Empire britannique, mon amour
La veille, le secrétaire d’État aux Affaires étrangères de sa Majesté, Jeremy Hunt, a conseillé à la Chine de rester en-dehors de ce qui se passe à Hong-Kong et de respecter la déclaration conjointe sino-britannique signée en 1984, menaçant de « conséquences graves si l’accord juridique international n’était pas respecté ».
Sans surprise, les Chinois ont modérément apprécié les injonctions de leur ancien maître colonial. « [Hunt]semble fantasmer la gloire passée du colonialisme du Royaume-Uni, comme obsédé par la mauvaise habitude de critiquer et de donner des leçons avec condescendance au sujet des affaires des autres pays », a déclaré Geng Shuang, le porte-parole du ministère chinois des Affaires étrangères.
Il est tout simplement honteux de prétendre que les libertés du peuple de Hong-Kong ont été négociées pour lui par le Royaume-Uni, a ajouté Geng. J’aimerais demander à M. Hunt s’il y avait une démocratie tout court lorsque Hong-Kong était une colonie sous la loi britannique ? Le peuple de Hong-Kong n’avait même pas le droit de manifester dans la rue. Ce n’est qu’après la rétrocession que les résidents de la ville ont pu jouir de droits et de libertés démocratiques dont ils étaient auparavant privés, à travers la mise en place par le gouvernement chinois de la politique ’un pays, deux systèmes’, (…) laissant une large autonomie à Hong-Kong, en accord avec la Constitution et la loi fondamentale.

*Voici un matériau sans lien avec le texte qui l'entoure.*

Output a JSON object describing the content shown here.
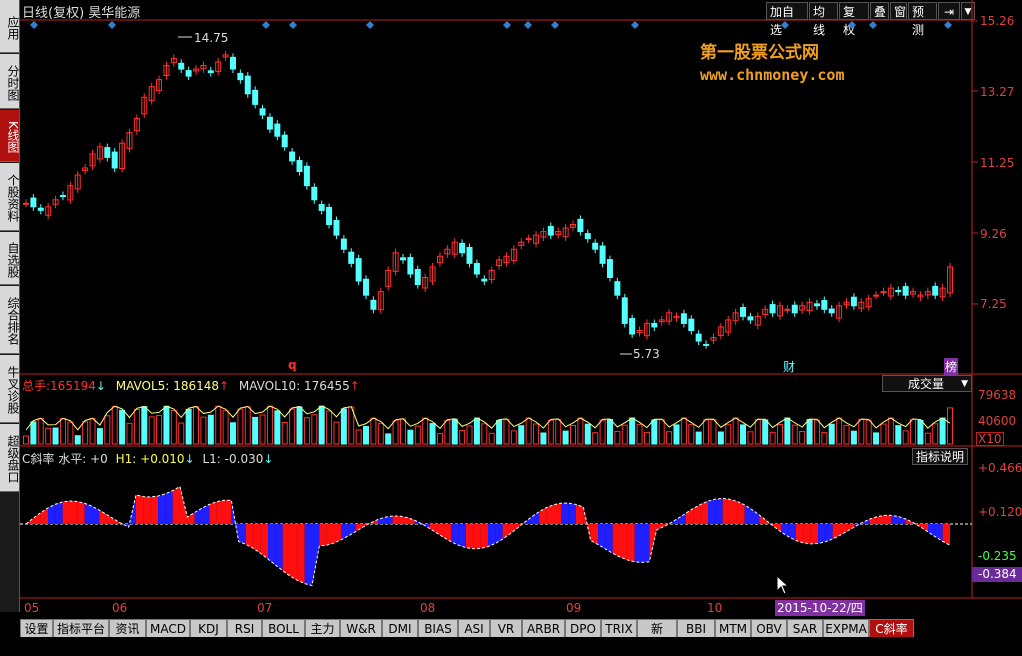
{
  "header": {
    "title": "日线(复权) 昊华能源",
    "buttons": [
      "加自选",
      "均线",
      "复权",
      "叠",
      "窗",
      "预测"
    ]
  },
  "left_nav": [
    {
      "label": "应用",
      "active": false
    },
    {
      "label": "分时图",
      "active": false
    },
    {
      "label": "K线图",
      "active": true
    },
    {
      "label": "个股资料",
      "active": false
    },
    {
      "label": "自选股",
      "active": false
    },
    {
      "label": "综合排名",
      "active": false
    },
    {
      "label": "牛叉诊股",
      "active": false
    },
    {
      "label": "超级盘口",
      "active": false
    }
  ],
  "price_axis": [
    "15.26",
    "13.27",
    "11.25",
    "9.26",
    "7.25"
  ],
  "price_annotations": {
    "high": "14.75",
    "low": "5.73"
  },
  "markers": {
    "q": "q",
    "cai": "财",
    "bang": "榜"
  },
  "watermark": {
    "line1": "第一股票公式网",
    "line2": "www.chnmoney.com"
  },
  "volume": {
    "total_label": "总手:",
    "total_value": "165194",
    "ma5_label": "MAVOL5:",
    "ma5_value": "186148",
    "ma10_label": "MAVOL10:",
    "ma10_value": "176455",
    "dropdown": "成交量",
    "axis": [
      "79638",
      "40600"
    ],
    "axis_unit": "X10"
  },
  "indicator": {
    "name": "C斜率",
    "level_label": "水平:",
    "level_value": "+0",
    "h1_label": "H1:",
    "h1_value": "+0.010",
    "l1_label": "L1:",
    "l1_value": "-0.030",
    "help_button": "指标说明",
    "axis": [
      "+0.466",
      "+0.120",
      "-0.235"
    ],
    "axis_current": "-0.384"
  },
  "x_axis": [
    "05",
    "06",
    "07",
    "08",
    "09",
    "10"
  ],
  "date_cursor": "2015-10-22/四",
  "bottom_tabs": [
    "设置",
    "指标平台",
    "资讯",
    "MACD",
    "KDJ",
    "RSI",
    "BOLL",
    "主力",
    "W&R",
    "DMI",
    "BIAS",
    "ASI",
    "VR",
    "ARBR",
    "DPO",
    "TRIX",
    "新DMA",
    "BBI",
    "MTM",
    "OBV",
    "SAR",
    "EXPMA",
    "C斜率"
  ],
  "bottom_active": "C斜率",
  "colors": {
    "up": "#ff3030",
    "down": "#54ffff",
    "axis": "#c02020",
    "yellow": "#ffff40"
  }
}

De son côté, l’ambassadeur de Chine à Londres, Liu Xiaoming, a également manifesté son indignation face à cette « interférence flagrante et inacceptable » :
Je pense que Jeremy Hunt a fait une grave erreur en parlant de liberté, a déclaré l’ambassadeur. Il ne s’agit pas de liberté, mais d’une violation de la loi de Hong-Kong. Il est très décevant de voir un responsable officiel à ce niveau afficher son soutien à des personnes hors-la-loi. Nous nous souvenons tous de la situation de Hong-Kong il y a 22 ans sous le système britannique : il n’y avait pas de liberté, de démocratie. Nous savons tous que les gouverneurs étaient tous nommés par le gouvernement britannique, et que la population n’avait aucun droit d’élire ses responsables, de manifester ; ils n’avaient même pas le droit d’avoir un pouvoir judiciaire indépendant.
L’éditorialiste du Global Times est sans doute celui qui a le plus mis le doigt sur le nerf sensible :
La plupart des analystes estiment que Hunt brasse du vent. Personne ne croit que le Royaume-Uni enverra son seul porte-avion vers les côtes chinoises. De même que personne ne croit que le Royaume-Uni punira Beijing au risque de nuire à son commerce avec la Chine. Le Royaume a été surclassé par la Chine militairement commercialement. (…) Hunt pense sans doute que le peuple britannique peut être manipulé comme un troupeau de moutons ; évidemment, sa fermeté extérieure cache sa faiblesse intérieure. Le peuple britannique lui-même est amusé par son comportement.
Et d’enfoncer le clou : « Il y a quelques mois, le Royaume-Uni se félicitait encore de ’l’âge d’or’ des relations avec la Chine ; et voilà que du jour au lendemain il en arrive à la menacer de ’conséquences graves’. Dans ces circonstances, nous ne devrions peut-être pas le prendre trop au sérieux »...
Les Britanniques avaient en effet pris soin de mettre en valeur les bonnes relations entre le Royaume-uni et la Chine, manifestant leur intérêt pour les Nouvelles Routes de la soie, et se précipitant même pour être le premier pays européen à adhérer à la Banque asiatique des investissements dans les infrastructures... tout en continuant de voir le monde comme si on était encore au bon vieux temps de l’Empire. Mais nous ne sommes plus au XIXe siècle, et le temps des guerres de l’opium est fini.
Ces développements ont toutefois le mérite, alors que la Grande-Bretagne vient de saisir un supertanker iranien au détroit de Gibraltar, de mettre en pleine lumière la main des Britanniques dans la déstabilisation mondiale.